Curriculum

The Summer Institute at The Museum of Early Southern Decorative Arts is a month-long, hands-on, multidisciplinary, material culture field school.  In this course students will learn current methods of object-based research, interpretation, and analysis. They will also learn how to apply these skills as public-facing historians engaged in creating compelling object- and place-based histories.

The 2019 Summer Institute will focus on the Southern Backcountry, in particular the Cotton South, a region that includes Piedmont Georgia and Upstate South Carolina.  Students will learn about the region from prehistory to the Civil War through the objects, buildings, and landscapes made and used by the diverse people who called the region home.

The program’s month-long curriculum includes lectures, discussions, hands-on workshops, artifact studies, an intensive study trip through western North Carolina, east Tennessee, the Georgia Piedmont, and Upcountry South Carolina, and a capstone research project.
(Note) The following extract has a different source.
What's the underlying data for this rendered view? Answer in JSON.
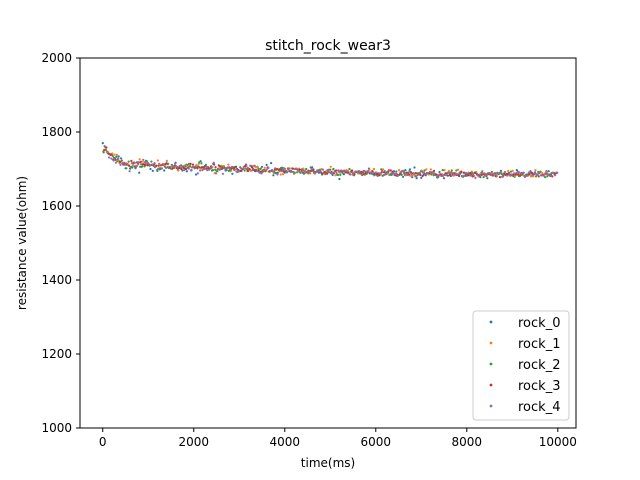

Three hours of graduate credit are awarded through the University of Virginia’s Graduate Program in the History of Art and Architecture.

Program Resources

The Museum of Early Southern Decorative Arts (MESDA) at Old Salem Museums & Gardens is home to the country’s finest collection of decorative arts made and used in the early American South.  Through its collection, scholarly research, publications, and programs the museum is a leader in the study of Southern material culture.  The MESDA Collection spans five centuries and includes furniture, paintings, ceramics, textiles, metalwork, and other decorative arts from Maryland, Virginia, the Carolinas, Georgia, Kentucky, and Tennessee.  The Anne P. and Thomas A. Gray Library and MESDA Research Center is home to extensive documentary resources related to objects made in the South and the craftsmen who made them.  These resources include biographical files on more than 80,000 Southern craftsmen, an object database containing files on more than 20,000 Southern objects, and a 20,000 volume library and rare book and manuscript collection focused on southern history, material culture, and decorative arts.

The University of Virginia was founded by Thomas Jefferson in 1819. The University sustains the ideal of developing, through education, leaders who are well prepared to help shape the future of the nation.  Students will have access to the University of Virginia’s extensive digital scholarly resources.